Open source initiatives
To emphasize the government's newfound appreciation for open source software, Assay pointed to GitHub's government evangelist, Ben Balter. Balter revealed that GitHub now has more than 10,000 active government users on its network. This represents a tremendous amount of growth, as GitHub had fewer than half that number of government users last year.
Furthermore, Assay noted that these users have created nearly 8,000 GitHub repositories for government services.
"While many of these repositories likely house somewhat useless code, similar to nongovernment open source repositories, it's a clear signal of intent," Assay explained.

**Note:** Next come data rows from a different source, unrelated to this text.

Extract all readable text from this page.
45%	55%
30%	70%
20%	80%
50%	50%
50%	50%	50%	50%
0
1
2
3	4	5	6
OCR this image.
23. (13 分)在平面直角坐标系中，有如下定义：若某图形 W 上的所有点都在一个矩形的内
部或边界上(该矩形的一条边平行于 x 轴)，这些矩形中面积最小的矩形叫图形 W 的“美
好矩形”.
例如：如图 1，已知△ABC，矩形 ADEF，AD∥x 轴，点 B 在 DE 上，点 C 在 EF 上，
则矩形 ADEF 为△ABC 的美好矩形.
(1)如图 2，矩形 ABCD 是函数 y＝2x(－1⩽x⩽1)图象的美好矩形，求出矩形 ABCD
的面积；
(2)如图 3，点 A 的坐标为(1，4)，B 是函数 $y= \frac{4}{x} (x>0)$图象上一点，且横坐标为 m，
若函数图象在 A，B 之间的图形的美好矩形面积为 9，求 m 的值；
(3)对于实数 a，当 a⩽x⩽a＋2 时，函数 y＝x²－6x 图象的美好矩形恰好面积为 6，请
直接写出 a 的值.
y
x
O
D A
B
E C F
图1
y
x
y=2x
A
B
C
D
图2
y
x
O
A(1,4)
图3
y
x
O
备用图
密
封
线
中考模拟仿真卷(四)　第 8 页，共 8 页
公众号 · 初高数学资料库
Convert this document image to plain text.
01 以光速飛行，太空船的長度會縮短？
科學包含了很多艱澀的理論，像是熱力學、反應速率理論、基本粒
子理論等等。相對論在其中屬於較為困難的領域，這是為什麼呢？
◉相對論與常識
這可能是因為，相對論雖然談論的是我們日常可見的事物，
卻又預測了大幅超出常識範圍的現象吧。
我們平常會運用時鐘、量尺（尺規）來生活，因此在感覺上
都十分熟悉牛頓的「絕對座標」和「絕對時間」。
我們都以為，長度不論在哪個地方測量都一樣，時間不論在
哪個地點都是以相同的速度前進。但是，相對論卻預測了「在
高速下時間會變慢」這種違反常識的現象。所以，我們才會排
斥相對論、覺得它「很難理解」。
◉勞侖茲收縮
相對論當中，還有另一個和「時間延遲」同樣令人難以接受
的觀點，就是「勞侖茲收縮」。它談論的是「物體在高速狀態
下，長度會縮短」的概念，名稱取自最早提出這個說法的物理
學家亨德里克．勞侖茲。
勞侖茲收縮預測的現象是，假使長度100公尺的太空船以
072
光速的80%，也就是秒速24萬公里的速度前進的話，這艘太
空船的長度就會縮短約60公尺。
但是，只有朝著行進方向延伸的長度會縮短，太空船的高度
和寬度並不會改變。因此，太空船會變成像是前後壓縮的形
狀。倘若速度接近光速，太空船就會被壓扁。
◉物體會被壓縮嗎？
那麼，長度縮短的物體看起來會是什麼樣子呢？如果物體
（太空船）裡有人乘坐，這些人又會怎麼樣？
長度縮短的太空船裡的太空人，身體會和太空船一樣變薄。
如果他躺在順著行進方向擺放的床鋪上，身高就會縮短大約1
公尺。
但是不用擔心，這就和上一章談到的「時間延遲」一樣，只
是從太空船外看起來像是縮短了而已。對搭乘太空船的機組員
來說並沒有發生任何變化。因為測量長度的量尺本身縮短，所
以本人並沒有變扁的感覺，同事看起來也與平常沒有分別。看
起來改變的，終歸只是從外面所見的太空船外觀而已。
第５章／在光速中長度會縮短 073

The writer also pointed out that the federal government recently initiated a new IT guiding principle which instructs agency leaders to always default to open source when looking at new technology. He quoted the U.S. Digital Services Playbook, which states that "[b]y building services more openly and publishing open data, we simplify the public's access to government services and information, allow the public to easily provide fixes and contributions, and enable reuse by entrepreneurs, nonprofits, other agencies and the public."
Clearly, the establishment of such a policy, along with the growing prevalence of government user's GitHub repositories, points to a significant shift across the government as a whole. Open source solutions are quickly becoming standardized.
However, Assay cautioned that open source in the government still has a long way to go. Notably, there is still the issue of a lack of open source experience among government personnel. Lorelei Kelly, a research fellow at the Open Technology Institute, told the writer that many IT professionals simply assume everyone who works for the government must know what open source is, but this is not the case. Instead, it is predominantly the younger personnel who have an understanding of open source technology.
While this bodes well for the distant future, it presents a major challenge in the short-term. If older government employees don't even really know what open source is, they can't be expected to embrace and effectively leverage these resources.
Accepting open source
However, this does not mean that government agency leaders cannot hope to fully embrace open source software in their departments. Rather, decision-makers must take steps to make the use of open source as simple and effective as possible.
Education must play a major role here. Government employees should have the opportunity to attend classes and receive training to help them understand and take advantage of open source. There are inevitably many workers who are intimidated by these tools but, with a little exposure, would realize how simple and beneficial open source software can be.
Additionally, government agencies need to invest in the right supplemental tools to guarantee open source software's effectiveness. A key resource in this capacity is scanning technology. With high-quality scanning, departments can quickly and effectively discover any potential vulnerabilities before they cause problems, thereby ensuring that no government workers run into serious complications when leveraging open source tools. Such reliability is a key advantage of open source, but only possible with the right resources in place.